L’autonomia e i governatori
Il capogruppo al Senato, Massimiliano Romeo, s’incarica di rivitalizzare l’autonomia in versione debitamente aggiornata. «Autonomia di tutti, dal Piemonte alla Sicilia», urla. Anche lui alla testa del drappello dei Senatori (per la cronaca: 58 a Palazzo Madama, contro i 17 della precedente legislatura). E a propostito di Sicilia arriva «per la prima volta su questo palco», il governatore Nello Musumeci, a testimonianza che regioni e Comuni riuniscono ciò che il governo ha diviso, ovvero l’alleanza con Berlusconi. Alleanza rappresentata fisicamente, come lo scorso anno, anche da Giovanni Toti, il presidente della Liguria ed esponente dell’ala Fi più vicina al Carroccio. Che ai giornalisti sotto il palco assicura: «Fi fagocitata dall Lega? Serve un cambiamento profondo ma il leader resta Berlusconi». Si torna al Dna leghista più puro con il “Doge della Serenissima”, il governatore veneto Luca Zaia, che appena sul palco da «l’ordine di aprire il gonfalone». Parole d’ordine, il referendum autonomista veneto, il lavoro e, ovviamente, i migranti.

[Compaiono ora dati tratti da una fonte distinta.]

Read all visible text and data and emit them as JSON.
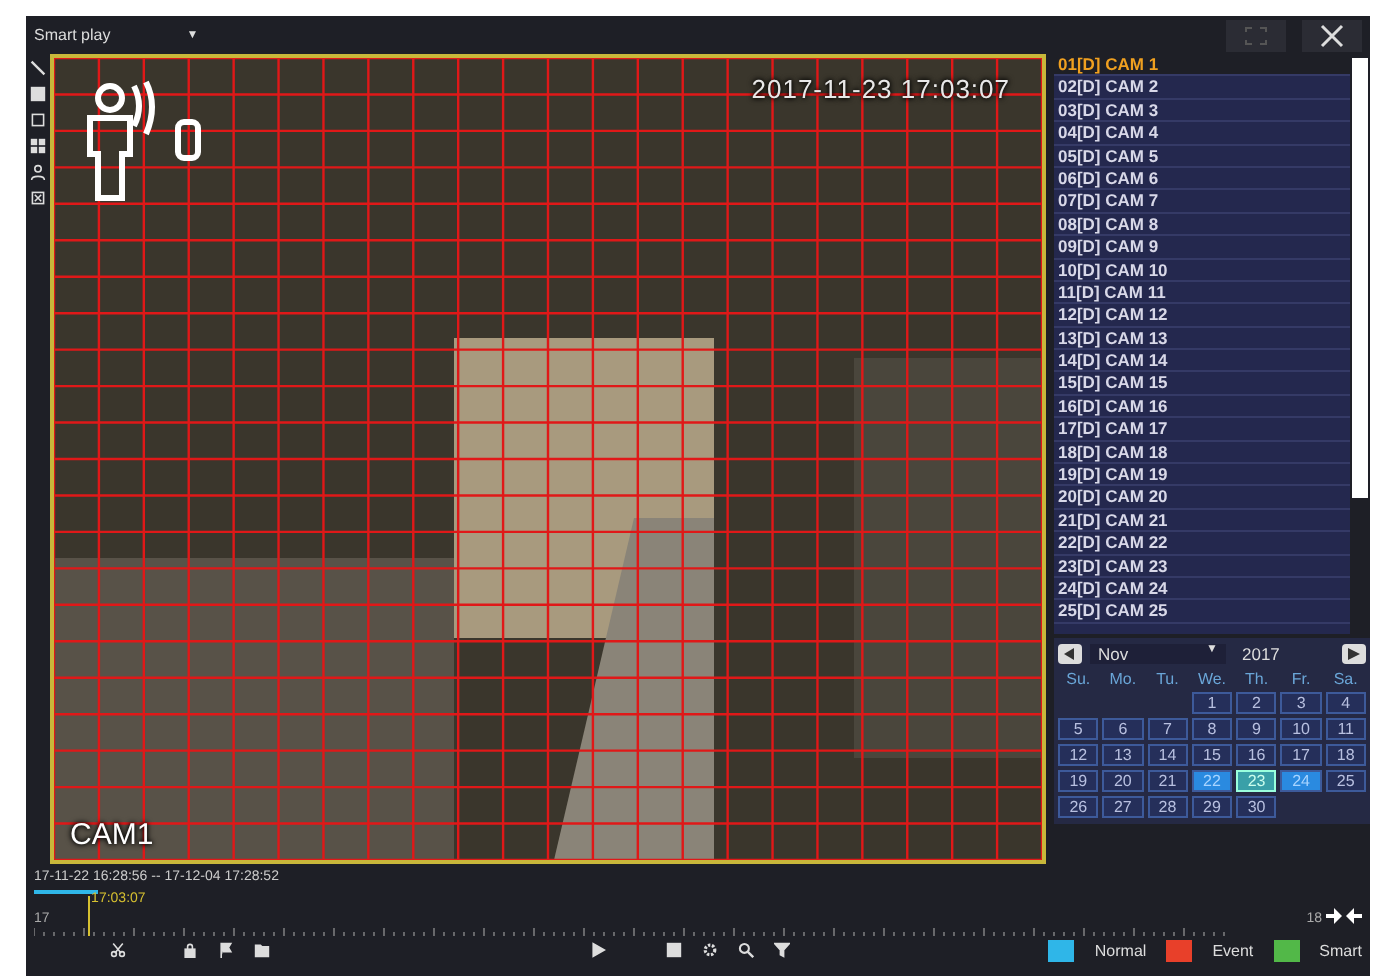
{
  "top_bar": {
    "mode": "Smart play",
    "caret": "▼"
  },
  "video": {
    "timestamp": "2017-11-23 17:03:07",
    "camera_label": "CAM1"
  },
  "camera_list": [
    {
      "label": "01[D] CAM 1",
      "selected": true
    },
    {
      "label": "02[D] CAM 2",
      "selected": false
    },
    {
      "label": "03[D] CAM 3",
      "selected": false
    },
    {
      "label": "04[D] CAM 4",
      "selected": false
    },
    {
      "label": "05[D] CAM 5",
      "selected": false
    },
    {
      "label": "06[D] CAM 6",
      "selected": false
    },
    {
      "label": "07[D] CAM 7",
      "selected": false
    },
    {
      "label": "08[D] CAM 8",
      "selected": false
    },
    {
      "label": "09[D] CAM 9",
      "selected": false
    },
    {
      "label": "10[D] CAM 10",
      "selected": false
    },
    {
      "label": "11[D] CAM 11",
      "selected": false
    },
    {
      "label": "12[D] CAM 12",
      "selected": false
    },
    {
      "label": "13[D] CAM 13",
      "selected": false
    },
    {
      "label": "14[D] CAM 14",
      "selected": false
    },
    {
      "label": "15[D] CAM 15",
      "selected": false
    },
    {
      "label": "16[D] CAM 16",
      "selected": false
    },
    {
      "label": "17[D] CAM 17",
      "selected": false
    },
    {
      "label": "18[D] CAM 18",
      "selected": false
    },
    {
      "label": "19[D] CAM 19",
      "selected": false
    },
    {
      "label": "20[D] CAM 20",
      "selected": false
    },
    {
      "label": "21[D] CAM 21",
      "selected": false
    },
    {
      "label": "22[D] CAM 22",
      "selected": false
    },
    {
      "label": "23[D] CAM 23",
      "selected": false
    },
    {
      "label": "24[D] CAM 24",
      "selected": false
    },
    {
      "label": "25[D] CAM 25",
      "selected": false
    }
  ],
  "calendar": {
    "month": "Nov",
    "month_caret": "▼",
    "year": "2017",
    "weekdays": [
      "Su.",
      "Mo.",
      "Tu.",
      "We.",
      "Th.",
      "Fr.",
      "Sa."
    ],
    "days": [
      {
        "day": "1",
        "highlighted": false,
        "selected": false
      },
      {
        "day": "2",
        "highlighted": false,
        "selected": false
      },
      {
        "day": "3",
        "highlighted": false,
        "selected": false
      },
      {
        "day": "4",
        "highlighted": false,
        "selected": false
      },
      {
        "day": "5",
        "highlighted": false,
        "selected": false
      },
      {
        "day": "6",
        "highlighted": false,
        "selected": false
      },
      {
        "day": "7",
        "highlighted": false,
        "selected": false
      },
      {
        "day": "8",
        "highlighted": false,
        "selected": false
      },
      {
        "day": "9",
        "highlighted": false,
        "selected": false
      },
      {
        "day": "10",
        "highlighted": false,
        "selected": false
      },
      {
        "day": "11",
        "highlighted": false,
        "selected": false
      },
      {
        "day": "12",
        "highlighted": false,
        "selected": false
      },
      {
        "day": "13",
        "highlighted": false,
        "selected": false
      },
      {
        "day": "14",
        "highlighted": false,
        "selected": false
      },
      {
        "day": "15",
        "highlighted": false,
        "selected": false
      },
      {
        "day": "16",
        "highlighted": false,
        "selected": false
      },
      {
        "day": "17",
        "highlighted": false,
        "selected": false
      },
      {
        "day": "18",
        "highlighted": false,
        "selected": false
      },
      {
        "day": "19",
        "highlighted": false,
        "selected": false
      },
      {
        "day": "20",
        "highlighted": false,
        "selected": false
      },
      {
        "day": "21",
        "highlighted": false,
        "selected": false
      },
      {
        "day": "22",
        "highlighted": true,
        "selected": false
      },
      {
        "day": "23",
        "highlighted": true,
        "selected": true
      },
      {
        "day": "24",
        "highlighted": true,
        "selected": false
      },
      {
        "day": "25",
        "highlighted": false,
        "selected": false
      },
      {
        "day": "26",
        "highlighted": false,
        "selected": false
      },
      {
        "day": "27",
        "highlighted": false,
        "selected": false
      },
      {
        "day": "28",
        "highlighted": false,
        "selected": false
      },
      {
        "day": "29",
        "highlighted": false,
        "selected": false
      },
      {
        "day": "30",
        "highlighted": false,
        "selected": false
      }
    ]
  },
  "timeline": {
    "range": "17-11-22 16:28:56 -- 17-12-04 17:28:52",
    "cursor_time": "17:03:07",
    "level": 0.04,
    "start_label": "17",
    "end_label": "18"
  },
  "legend": [
    {
      "label": "Normal",
      "color": "#2fb6e8"
    },
    {
      "label": "Event",
      "color": "#e8402a"
    },
    {
      "label": "Smart",
      "color": "#52b848"
    }
  ]
}
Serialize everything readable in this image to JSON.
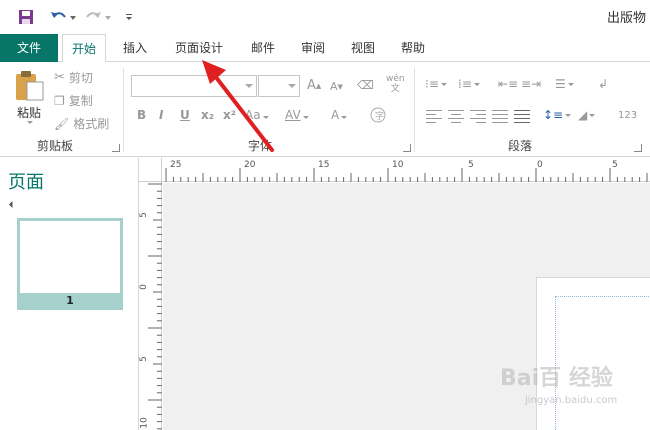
{
  "qat": {
    "title": "出版物"
  },
  "tabs": [
    {
      "label": "文件"
    },
    {
      "label": "开始"
    },
    {
      "label": "插入"
    },
    {
      "label": "页面设计"
    },
    {
      "label": "邮件"
    },
    {
      "label": "审阅"
    },
    {
      "label": "视图"
    },
    {
      "label": "帮助"
    }
  ],
  "clipboard": {
    "paste": "粘贴",
    "cut": "剪切",
    "copy": "复制",
    "format_painter": "格式刷",
    "label": "剪贴板"
  },
  "font": {
    "label": "字体",
    "bold": "B",
    "italic": "I",
    "underline": "U",
    "subscript": "x₂",
    "superscript": "x²",
    "case": "Aa",
    "spacing": "AV",
    "color": "A",
    "grow": "A",
    "shrink": "A",
    "pinyin": "wén"
  },
  "paragraph": {
    "label": "段落",
    "size": "123"
  },
  "pages_pane": {
    "title": "页面",
    "page_number": "1"
  },
  "rulers": {
    "h_labels": [
      "25",
      "20",
      "15",
      "10",
      "5",
      "0",
      "5"
    ],
    "v_labels": [
      "5",
      "0",
      "5",
      "10"
    ]
  },
  "watermark": {
    "text": "Bai百 经验",
    "sub": "jingyan.baidu.com"
  },
  "colors": {
    "accent": "#077568",
    "arrow": "#e02020"
  }
}
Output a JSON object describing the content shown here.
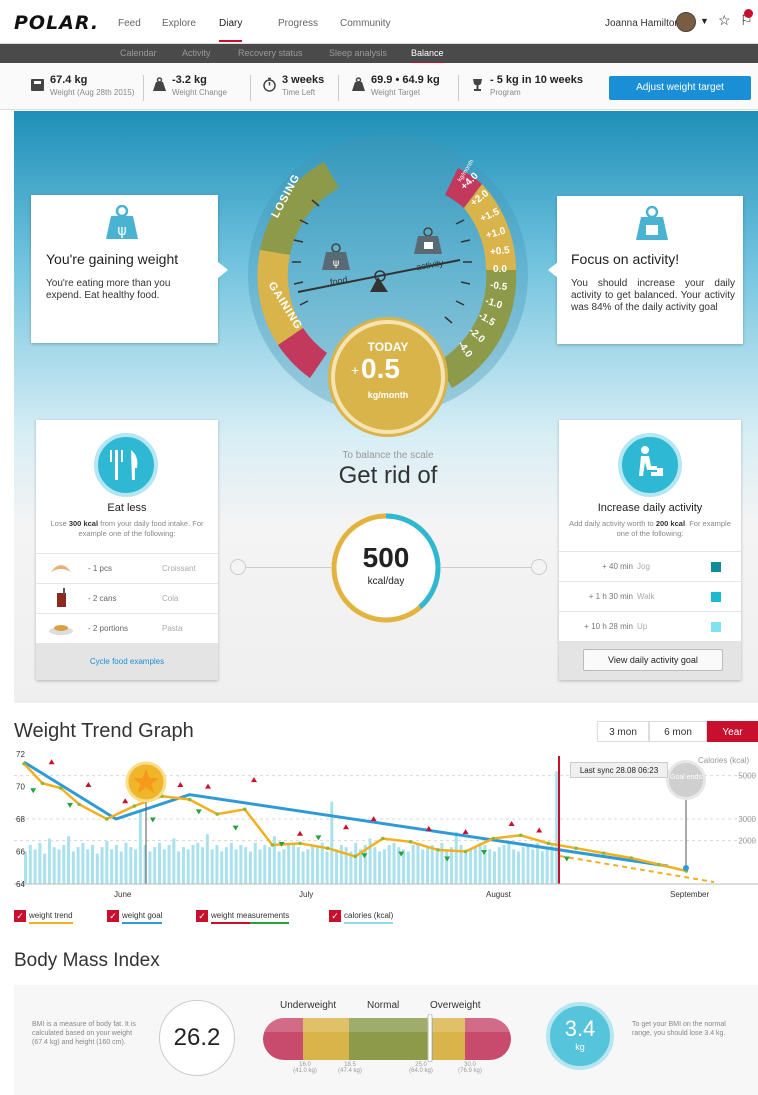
{
  "nav": {
    "logo": "POLAR.",
    "items": [
      "Feed",
      "Explore",
      "Diary",
      "Progress",
      "Community"
    ],
    "active": "Diary",
    "user": "Joanna Hamilton",
    "sub_items": [
      "Calendar",
      "Activity",
      "Recovery status",
      "Sleep analysis",
      "Balance"
    ],
    "sub_active": "Balance"
  },
  "stats": [
    {
      "value": "67.4 kg",
      "label": "Weight (Aug 28th 2015)",
      "icon": "scale-icon"
    },
    {
      "value": "-3.2 kg",
      "label": "Weight Change",
      "icon": "weight-icon"
    },
    {
      "value": "3 weeks",
      "label": "Time Left",
      "icon": "stopwatch-icon"
    },
    {
      "value": "69.9 • 64.9 kg",
      "label": "Weight Target",
      "icon": "weight-icon"
    },
    {
      "value": "- 5 kg in 10 weeks",
      "label": "Program",
      "icon": "trophy-icon"
    }
  ],
  "adjust_button": "Adjust weight target",
  "balance": {
    "left_card": {
      "title": "You're gaining weight",
      "text": "You're eating more than you expend. Eat healthy food."
    },
    "right_card": {
      "title": "Focus on activity!",
      "text": "You should increase your daily activity to get balanced. Your activity was 84% of the daily activity goal"
    },
    "gauge": {
      "losing": "LOSING",
      "gaining": "GAINING",
      "food": "food",
      "activity": "activity",
      "unit_top": "kg/month",
      "scale": [
        "+4.0",
        "+2.0",
        "+1.5",
        "+1.0",
        "+0.5",
        "0.0",
        "-0.5",
        "-1.0",
        "-1.5",
        "-2.0",
        "-4.0"
      ],
      "today_label": "TODAY",
      "today_sign": "+",
      "today_value": "0.5",
      "today_unit": "kg/month"
    },
    "to_balance": "To balance the scale",
    "get_rid_of": "Get rid of",
    "target_value": "500",
    "target_unit": "kcal/day",
    "eat_less": {
      "title": "Eat less",
      "text_pre": "Lose ",
      "text_bold": "300 kcal",
      "text_post": " from your daily food intake. For example one of the following:",
      "rows": [
        {
          "amount": "- 1 pcs",
          "item": "Croissant",
          "icon": "croissant-icon"
        },
        {
          "amount": "- 2 cans",
          "item": "Cola",
          "icon": "cola-icon"
        },
        {
          "amount": "- 2 portions",
          "item": "Pasta",
          "icon": "pasta-icon"
        }
      ],
      "cycle": "Cycle food examples"
    },
    "increase": {
      "title": "Increase daily activity",
      "text_pre": "Add daily activity worth to ",
      "text_bold": "200 kcal",
      "text_post": ". For example one of the following:",
      "rows": [
        {
          "duration": "+ 40 min",
          "activity": "Jog",
          "color": "#138a9a"
        },
        {
          "duration": "+ 1 h 30 min",
          "activity": "Walk",
          "color": "#1bbad0"
        },
        {
          "duration": "+ 10 h 28 min",
          "activity": "Up",
          "color": "#7fe2ee"
        }
      ],
      "button": "View daily activity goal"
    }
  },
  "trend": {
    "title": "Weight Trend Graph",
    "ranges": [
      "3 mon",
      "6 mon",
      "Year"
    ],
    "range_active": "Year",
    "last_sync": "Last sync 28.08 06:23",
    "goal": "Goal ends",
    "calories_label": "Calories (kcal)",
    "legend": [
      "weight trend",
      "weight goal",
      "weight measurements",
      "calories (kcal)"
    ]
  },
  "chart_data": {
    "type": "line",
    "title": "",
    "x_labels": [
      "June",
      "July",
      "August",
      "September"
    ],
    "y_ticks": [
      64,
      66,
      68,
      70,
      72
    ],
    "y2_ticks": [
      2000,
      3000,
      5000
    ],
    "ylim": [
      64,
      72
    ],
    "y2lim": [
      0,
      6000
    ],
    "weight_trend": [
      [
        0,
        71.4
      ],
      [
        4,
        70.2
      ],
      [
        8,
        69.9
      ],
      [
        12,
        68.9
      ],
      [
        18,
        68.0
      ],
      [
        24,
        68.8
      ],
      [
        30,
        69.4
      ],
      [
        36,
        69.2
      ],
      [
        42,
        68.3
      ],
      [
        48,
        68.6
      ],
      [
        54,
        66.4
      ],
      [
        60,
        66.5
      ],
      [
        66,
        66.2
      ],
      [
        72,
        65.7
      ],
      [
        78,
        66.8
      ],
      [
        84,
        66.6
      ],
      [
        90,
        66.1
      ],
      [
        96,
        66.0
      ],
      [
        102,
        66.8
      ],
      [
        108,
        67.0
      ],
      [
        114,
        66.5
      ],
      [
        120,
        66.2
      ],
      [
        126,
        65.9
      ],
      [
        132,
        65.6
      ],
      [
        138,
        65.2
      ],
      [
        144,
        64.8
      ]
    ],
    "weight_goal": [
      [
        0,
        71.5
      ],
      [
        20,
        68.0
      ],
      [
        36,
        69.5
      ],
      [
        140,
        65.1
      ]
    ],
    "measurements_up": [
      [
        6,
        71.0
      ],
      [
        14,
        69.6
      ],
      [
        22,
        68.6
      ],
      [
        26,
        69.3
      ],
      [
        34,
        69.6
      ],
      [
        40,
        69.5
      ],
      [
        50,
        69.9
      ],
      [
        60,
        66.6
      ],
      [
        70,
        67.0
      ],
      [
        76,
        67.5
      ],
      [
        88,
        66.9
      ],
      [
        96,
        66.7
      ],
      [
        106,
        67.2
      ],
      [
        112,
        66.8
      ]
    ],
    "measurements_down": [
      [
        2,
        70.2
      ],
      [
        10,
        69.3
      ],
      [
        28,
        68.4
      ],
      [
        38,
        68.9
      ],
      [
        46,
        67.9
      ],
      [
        56,
        66.9
      ],
      [
        64,
        67.3
      ],
      [
        74,
        66.2
      ],
      [
        82,
        66.3
      ],
      [
        92,
        66.0
      ],
      [
        100,
        66.4
      ],
      [
        118,
        66.0
      ]
    ],
    "calories": [
      1500,
      1800,
      1600,
      1900,
      1400,
      2100,
      1700,
      1600,
      1800,
      2200,
      1500,
      1700,
      1900,
      1600,
      1800,
      1400,
      1700,
      2000,
      1600,
      1800,
      1500,
      1900,
      1700,
      1600,
      3400,
      1800,
      1500,
      1700,
      1900,
      1600,
      1800,
      2100,
      1500,
      1700,
      1600,
      1800,
      1900,
      1700,
      2300,
      1600,
      1800,
      1500,
      1700,
      1900,
      1600,
      1800,
      1700,
      1500,
      1900,
      1600,
      1800,
      1700,
      2200,
      1500,
      1600,
      1800,
      1900,
      1700,
      1500,
      1600,
      1800,
      1700,
      1900,
      1500,
      3800,
      1600,
      1800,
      1700,
      1500,
      1900,
      1600,
      1800,
      2100,
      1700,
      1500,
      1600,
      1800,
      1900,
      1700,
      1600,
      1500,
      1800,
      1900,
      1600,
      1700,
      1800,
      1500,
      1900,
      1600,
      1700,
      2400,
      1800,
      1500,
      1600,
      1700,
      1900,
      1800,
      1600,
      1500,
      1700,
      1800,
      1900,
      1600,
      1500,
      1700,
      1800,
      1600,
      1900,
      1500,
      1700,
      1800,
      5200
    ]
  },
  "bmi": {
    "title": "Body Mass Index",
    "description": "BMI is a measure of body fat. It is calculated based on your weight (67.4 kg) and height (160 cm).",
    "value": "26.2",
    "categories": [
      "Underweight",
      "Normal",
      "Overweight"
    ],
    "ticks": [
      {
        "value": "16.0",
        "kg": "(41.0 kg)"
      },
      {
        "value": "18.5",
        "kg": "(47.4 kg)"
      },
      {
        "value": "25.0",
        "kg": "(64.0 kg)"
      },
      {
        "value": "30.0",
        "kg": "(76.9 kg)"
      }
    ],
    "lose_value": "3.4",
    "lose_unit": "kg",
    "advice": "To get your BMI on the normal range, you should lose 3.4 kg."
  }
}
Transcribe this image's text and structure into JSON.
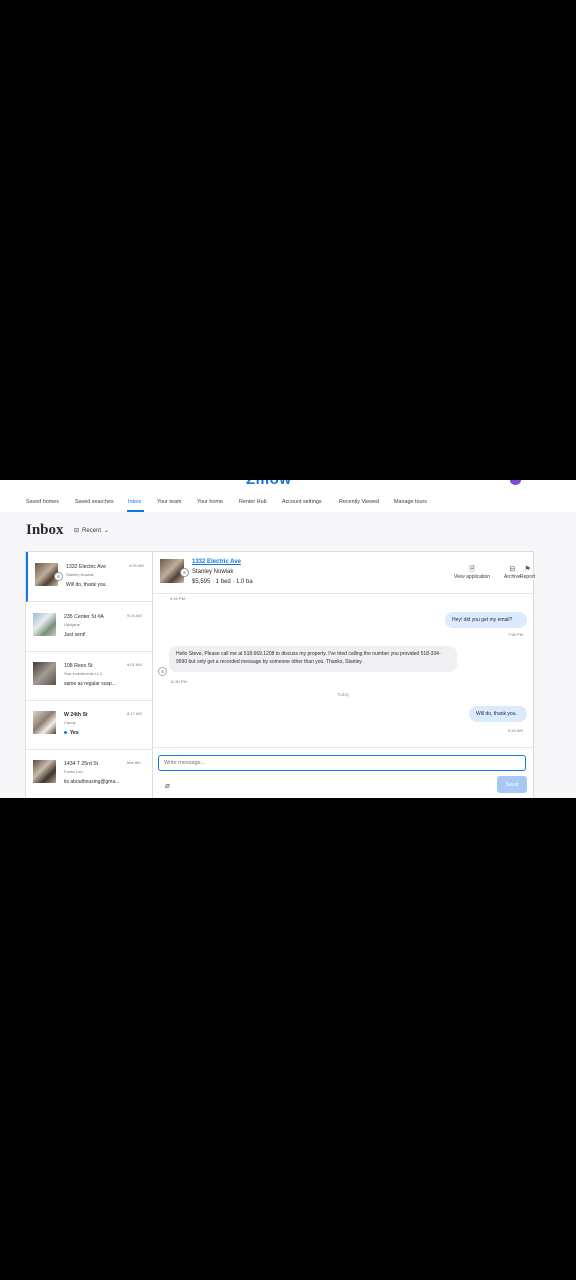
{
  "header": {
    "logo": "Zillow"
  },
  "nav": {
    "items": [
      {
        "label": "Saved homes"
      },
      {
        "label": "Saved searches"
      },
      {
        "label": "Inbox"
      },
      {
        "label": "Your team"
      },
      {
        "label": "Your home"
      },
      {
        "label": "Renter Hub"
      },
      {
        "label": "Account settings"
      },
      {
        "label": "Recently Viewed"
      },
      {
        "label": "Manage tours"
      }
    ],
    "active": "Inbox"
  },
  "inbox": {
    "title": "Inbox",
    "sort_label": "Recent"
  },
  "conversations": [
    {
      "address": "1332 Electric Ave",
      "contact": "Stanley Nowiak",
      "preview": "Will do, thank you.",
      "time": "9:29 AM",
      "unread": false,
      "selected": true
    },
    {
      "address": "235 Center St #A",
      "contact": "Upstjane",
      "preview": "Just sent!",
      "time": "9:24 AM",
      "unread": false,
      "selected": false
    },
    {
      "address": "108 Rees St",
      "contact": "Star Investments LLC",
      "preview": "same as regular susp...",
      "time": "9:01 AM",
      "unread": false,
      "selected": false
    },
    {
      "address": "W 24th St",
      "contact": "Candy",
      "preview": "Yes",
      "time": "8:17 AM",
      "unread": true,
      "selected": false
    },
    {
      "address": "1434 T 25rd St",
      "contact": "Fosso Lau",
      "preview": "its abouthousing@gma...",
      "time": "Mar 6th",
      "unread": false,
      "selected": false
    }
  ],
  "thread": {
    "address": "1332 Electric Ave",
    "contact": "Stanley Nowiak",
    "details": "$5,595 · 1 bed · 1.0 ba",
    "actions": [
      {
        "label": "View application",
        "icon": "document-icon"
      },
      {
        "label": "Archive",
        "icon": "archive-icon"
      },
      {
        "label": "Report",
        "icon": "flag-icon"
      }
    ],
    "top_time": "4:15 PM",
    "messages": [
      {
        "direction": "out",
        "text": "Hey! did you get my email?",
        "time": "7:55 PM"
      },
      {
        "direction": "in",
        "text": "Hello Steve, Please call me at 518.669.1208 to discuss my property. I've tried calling the number you provided 518-334-9590 but only get a recorded message by someone other than you. Thanks, Stanley",
        "time": "11:30 PM",
        "sender_initial": "S"
      },
      {
        "direction": "out",
        "text": "Will do, thank you.",
        "time": "9:29 AM"
      }
    ],
    "day_separator": "Today"
  },
  "compose": {
    "placeholder": "Write message...",
    "send_label": "Send"
  }
}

Vecchia guardia e new entry
Per la prima volta assenti Umberto Bossi e Roberto Maroni, unico superstite della vecchia guardia (sul palco come al tavolo del “contratto con il M5S) è Roberto Calderoli, vicepresidente del Senato. Che rivendica il passato di ministro: «Ma oggi faccio il cane pastore del gruppo al Senato». Distanza politicamente siderale con la neoministra della Pubblica amministrazione, Giulia Bongiorno, che gli succede sul palco . Captatio benevolentiae sul «calore» della platea verso di lei che è palermitana, difesa di Salvini «che non è razzista», approccio concreto da avvocato e ministro su burocrazia e statali. Il passato finiano non raffredda l’applauso di Pontida.